Deepcopy not showing up in model

I’m trying to load 8 pretrained models into another model in PyTorch. The definition of the models I want to load (loaded on top of a vgg net):

self.output_layer=nn.Sequential(nn.Conv2d(512,512, kernel_size=3,padding=2,dilation = 2),
                            nn.Conv2d(512,256, kernel_size=3,padding=2,dilation = 2),
                            nn.Conv2d(256,128, kernel_size=3,padding=2,dilation = 2),
                            nn.Conv2d(128,64, kernel_size=3,padding=2,dilation = 2),
                            nn.Conv2d(64, 1,kernel_size=1))

I’m deep copying these into an array, then loading the weights from the pretrained models, and each gets used on the forward pass as an expert in a gating block.

  self.branches=[]
  for i in range(8):
        self.branches.append(copy.deepcopy(self.output_layer))

Forward pass:

    x = self.frontend(x)
    regressors=[]
    for i in range(8):
        regressors.append(self.branches[i](x)) 
    stack=torch.cat(regressors, dim=1)


final=(gate[:,:,None,None]*stack)
output=torch.sum(final, dim=1, keepdim=True)

These pretrained layers are not showing up in my model. When I run torchsummary on the model, I am only seeing the vgg and gating layers. The outlayer_layer is missing.

Without deepcopying the output_layer, I see all the layers and parameters in the torchsummary (10,798,408 with deepcopy vs. 42,067,280 without deepcopy.). However, I need deepcopy to load the weights of each model and not just create a list of references to the same output_layer with the same weights.

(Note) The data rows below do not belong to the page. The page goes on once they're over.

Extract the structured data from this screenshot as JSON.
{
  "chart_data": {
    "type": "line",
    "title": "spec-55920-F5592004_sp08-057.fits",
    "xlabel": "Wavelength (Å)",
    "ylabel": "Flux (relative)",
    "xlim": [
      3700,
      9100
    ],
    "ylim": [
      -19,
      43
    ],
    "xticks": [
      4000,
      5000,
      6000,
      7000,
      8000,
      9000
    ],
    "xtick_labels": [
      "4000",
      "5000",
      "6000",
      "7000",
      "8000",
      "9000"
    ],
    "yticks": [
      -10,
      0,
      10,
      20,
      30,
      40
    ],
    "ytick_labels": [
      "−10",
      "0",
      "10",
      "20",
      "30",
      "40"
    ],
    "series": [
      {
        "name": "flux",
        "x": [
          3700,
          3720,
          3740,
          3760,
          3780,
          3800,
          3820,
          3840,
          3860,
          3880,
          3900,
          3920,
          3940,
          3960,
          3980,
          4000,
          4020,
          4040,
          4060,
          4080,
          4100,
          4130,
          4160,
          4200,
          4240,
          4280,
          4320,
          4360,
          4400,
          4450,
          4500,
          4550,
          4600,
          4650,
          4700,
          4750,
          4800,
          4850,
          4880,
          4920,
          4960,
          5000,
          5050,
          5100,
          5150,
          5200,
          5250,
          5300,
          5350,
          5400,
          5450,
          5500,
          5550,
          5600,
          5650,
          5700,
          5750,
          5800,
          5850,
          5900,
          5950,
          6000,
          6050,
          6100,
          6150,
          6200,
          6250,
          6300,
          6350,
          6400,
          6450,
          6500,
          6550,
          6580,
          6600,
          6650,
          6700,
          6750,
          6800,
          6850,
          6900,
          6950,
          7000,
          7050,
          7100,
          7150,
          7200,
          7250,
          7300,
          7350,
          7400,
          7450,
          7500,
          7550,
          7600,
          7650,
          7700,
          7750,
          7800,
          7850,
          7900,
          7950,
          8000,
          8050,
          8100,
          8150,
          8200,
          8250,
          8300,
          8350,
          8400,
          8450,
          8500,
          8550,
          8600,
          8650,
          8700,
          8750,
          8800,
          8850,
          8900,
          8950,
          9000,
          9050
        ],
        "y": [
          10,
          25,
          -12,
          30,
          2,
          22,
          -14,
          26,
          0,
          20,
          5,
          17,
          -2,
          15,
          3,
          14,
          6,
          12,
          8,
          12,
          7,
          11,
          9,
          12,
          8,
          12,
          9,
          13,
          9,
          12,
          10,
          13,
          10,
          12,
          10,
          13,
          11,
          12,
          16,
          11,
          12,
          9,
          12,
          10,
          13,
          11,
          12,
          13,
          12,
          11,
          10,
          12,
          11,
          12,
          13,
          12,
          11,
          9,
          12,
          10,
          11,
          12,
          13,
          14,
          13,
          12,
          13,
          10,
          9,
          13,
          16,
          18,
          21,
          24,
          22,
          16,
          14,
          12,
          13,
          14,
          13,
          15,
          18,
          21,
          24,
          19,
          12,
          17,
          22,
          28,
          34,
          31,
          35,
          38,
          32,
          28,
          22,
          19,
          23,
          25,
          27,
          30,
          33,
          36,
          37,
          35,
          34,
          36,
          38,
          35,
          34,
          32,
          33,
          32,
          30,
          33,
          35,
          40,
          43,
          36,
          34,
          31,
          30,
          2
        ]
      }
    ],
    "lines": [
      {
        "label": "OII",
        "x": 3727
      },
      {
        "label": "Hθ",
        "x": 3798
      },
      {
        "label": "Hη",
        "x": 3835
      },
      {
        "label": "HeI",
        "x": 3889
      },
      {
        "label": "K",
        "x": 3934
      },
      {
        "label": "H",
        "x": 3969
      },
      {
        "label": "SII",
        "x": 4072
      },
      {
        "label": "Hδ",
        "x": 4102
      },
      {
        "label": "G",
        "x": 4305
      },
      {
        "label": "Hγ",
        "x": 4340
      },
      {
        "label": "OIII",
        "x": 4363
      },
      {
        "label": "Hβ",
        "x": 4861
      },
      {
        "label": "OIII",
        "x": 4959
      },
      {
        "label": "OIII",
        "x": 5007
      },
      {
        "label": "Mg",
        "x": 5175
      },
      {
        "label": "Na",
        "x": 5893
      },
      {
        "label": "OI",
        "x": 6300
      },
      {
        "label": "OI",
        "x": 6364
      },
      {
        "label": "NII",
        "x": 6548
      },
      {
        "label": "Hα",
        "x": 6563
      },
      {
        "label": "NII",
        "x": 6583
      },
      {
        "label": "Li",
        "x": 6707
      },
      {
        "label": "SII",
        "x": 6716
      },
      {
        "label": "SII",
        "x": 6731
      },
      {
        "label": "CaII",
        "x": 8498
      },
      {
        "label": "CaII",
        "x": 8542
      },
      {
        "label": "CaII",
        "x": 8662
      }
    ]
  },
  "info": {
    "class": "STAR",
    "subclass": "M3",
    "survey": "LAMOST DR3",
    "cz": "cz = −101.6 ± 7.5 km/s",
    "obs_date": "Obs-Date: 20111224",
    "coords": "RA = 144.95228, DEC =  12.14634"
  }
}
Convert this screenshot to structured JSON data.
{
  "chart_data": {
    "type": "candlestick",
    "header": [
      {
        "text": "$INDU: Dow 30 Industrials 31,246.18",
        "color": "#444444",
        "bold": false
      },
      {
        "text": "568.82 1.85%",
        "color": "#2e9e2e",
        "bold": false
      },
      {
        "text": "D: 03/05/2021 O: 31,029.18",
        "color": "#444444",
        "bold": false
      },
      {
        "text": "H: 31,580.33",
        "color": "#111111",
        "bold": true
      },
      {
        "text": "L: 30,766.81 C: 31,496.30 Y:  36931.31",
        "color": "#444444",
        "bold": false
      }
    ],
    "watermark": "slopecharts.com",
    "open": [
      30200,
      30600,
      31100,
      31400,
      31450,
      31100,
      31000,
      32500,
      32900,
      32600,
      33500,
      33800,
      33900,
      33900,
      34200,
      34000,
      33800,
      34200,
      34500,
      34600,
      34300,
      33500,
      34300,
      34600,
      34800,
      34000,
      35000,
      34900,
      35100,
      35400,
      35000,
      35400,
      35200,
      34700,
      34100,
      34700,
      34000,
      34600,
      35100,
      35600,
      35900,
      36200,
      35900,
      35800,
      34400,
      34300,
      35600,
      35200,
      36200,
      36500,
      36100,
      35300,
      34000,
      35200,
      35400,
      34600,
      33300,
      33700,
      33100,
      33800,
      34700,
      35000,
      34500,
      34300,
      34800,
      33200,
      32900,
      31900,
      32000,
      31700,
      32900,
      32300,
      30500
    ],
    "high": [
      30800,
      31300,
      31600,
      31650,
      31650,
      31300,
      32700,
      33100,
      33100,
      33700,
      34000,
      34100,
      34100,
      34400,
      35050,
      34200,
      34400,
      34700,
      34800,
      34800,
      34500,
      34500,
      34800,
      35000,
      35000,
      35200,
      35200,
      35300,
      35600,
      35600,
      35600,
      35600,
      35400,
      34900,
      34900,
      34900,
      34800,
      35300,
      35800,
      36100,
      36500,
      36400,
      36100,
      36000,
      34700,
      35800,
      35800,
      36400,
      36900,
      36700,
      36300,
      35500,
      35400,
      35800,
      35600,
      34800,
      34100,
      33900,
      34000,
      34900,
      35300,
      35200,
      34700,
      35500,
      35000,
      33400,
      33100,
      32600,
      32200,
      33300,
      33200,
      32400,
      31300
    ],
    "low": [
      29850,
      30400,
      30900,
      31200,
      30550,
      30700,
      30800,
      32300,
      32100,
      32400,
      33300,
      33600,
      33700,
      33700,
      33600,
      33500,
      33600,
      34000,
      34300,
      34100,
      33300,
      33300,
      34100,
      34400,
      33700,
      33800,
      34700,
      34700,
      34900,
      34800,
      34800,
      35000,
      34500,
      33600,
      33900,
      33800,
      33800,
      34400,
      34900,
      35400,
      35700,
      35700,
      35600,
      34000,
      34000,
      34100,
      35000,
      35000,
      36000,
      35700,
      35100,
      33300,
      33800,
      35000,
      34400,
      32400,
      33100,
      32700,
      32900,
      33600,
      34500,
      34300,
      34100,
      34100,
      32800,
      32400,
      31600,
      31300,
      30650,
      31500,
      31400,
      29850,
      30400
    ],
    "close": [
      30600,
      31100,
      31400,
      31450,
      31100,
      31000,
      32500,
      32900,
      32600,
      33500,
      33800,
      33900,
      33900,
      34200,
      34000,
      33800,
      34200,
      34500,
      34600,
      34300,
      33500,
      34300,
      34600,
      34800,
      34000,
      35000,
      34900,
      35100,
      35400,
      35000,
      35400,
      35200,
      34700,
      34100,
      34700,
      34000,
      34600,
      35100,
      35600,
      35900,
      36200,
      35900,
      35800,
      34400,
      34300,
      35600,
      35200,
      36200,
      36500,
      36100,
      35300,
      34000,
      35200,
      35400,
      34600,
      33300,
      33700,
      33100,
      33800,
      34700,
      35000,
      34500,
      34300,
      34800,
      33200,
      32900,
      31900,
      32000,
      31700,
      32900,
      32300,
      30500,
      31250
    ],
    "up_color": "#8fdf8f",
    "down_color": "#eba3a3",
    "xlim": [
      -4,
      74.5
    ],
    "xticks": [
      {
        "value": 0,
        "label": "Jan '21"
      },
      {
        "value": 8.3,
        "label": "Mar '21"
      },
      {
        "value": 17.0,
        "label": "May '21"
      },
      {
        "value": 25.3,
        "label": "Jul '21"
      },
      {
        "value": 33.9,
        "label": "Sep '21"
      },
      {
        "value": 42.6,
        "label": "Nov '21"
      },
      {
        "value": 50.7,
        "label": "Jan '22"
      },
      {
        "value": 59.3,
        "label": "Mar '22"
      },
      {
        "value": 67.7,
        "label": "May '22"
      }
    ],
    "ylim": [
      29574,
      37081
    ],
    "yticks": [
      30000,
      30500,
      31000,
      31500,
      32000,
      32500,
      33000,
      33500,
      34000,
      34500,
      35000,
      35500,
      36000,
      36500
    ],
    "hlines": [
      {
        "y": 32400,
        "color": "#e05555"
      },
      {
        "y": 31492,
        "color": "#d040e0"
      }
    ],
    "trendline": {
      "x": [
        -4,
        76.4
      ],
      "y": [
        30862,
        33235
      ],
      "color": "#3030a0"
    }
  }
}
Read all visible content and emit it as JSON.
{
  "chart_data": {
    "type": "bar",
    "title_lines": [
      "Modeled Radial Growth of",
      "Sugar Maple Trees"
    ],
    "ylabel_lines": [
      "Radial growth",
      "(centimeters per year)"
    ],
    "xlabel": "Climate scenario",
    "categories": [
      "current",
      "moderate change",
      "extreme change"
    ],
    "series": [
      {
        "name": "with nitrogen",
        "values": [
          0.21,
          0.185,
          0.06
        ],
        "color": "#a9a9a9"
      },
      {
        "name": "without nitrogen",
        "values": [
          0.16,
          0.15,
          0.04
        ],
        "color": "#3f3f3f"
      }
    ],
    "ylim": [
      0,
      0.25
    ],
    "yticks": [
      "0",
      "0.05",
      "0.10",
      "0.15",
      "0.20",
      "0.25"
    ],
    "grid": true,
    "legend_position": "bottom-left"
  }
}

In the meantime as a workaround I defined 8 different self.output_layers and added them to the branches array. This seems to work out okay.

Hi,

You will need to use nn.ModuleList() for the submodules (each of your regressor) to be found properly.
You can simply replace self.branches=[] by self.branches=nn.ModuleList() and it will work as expected.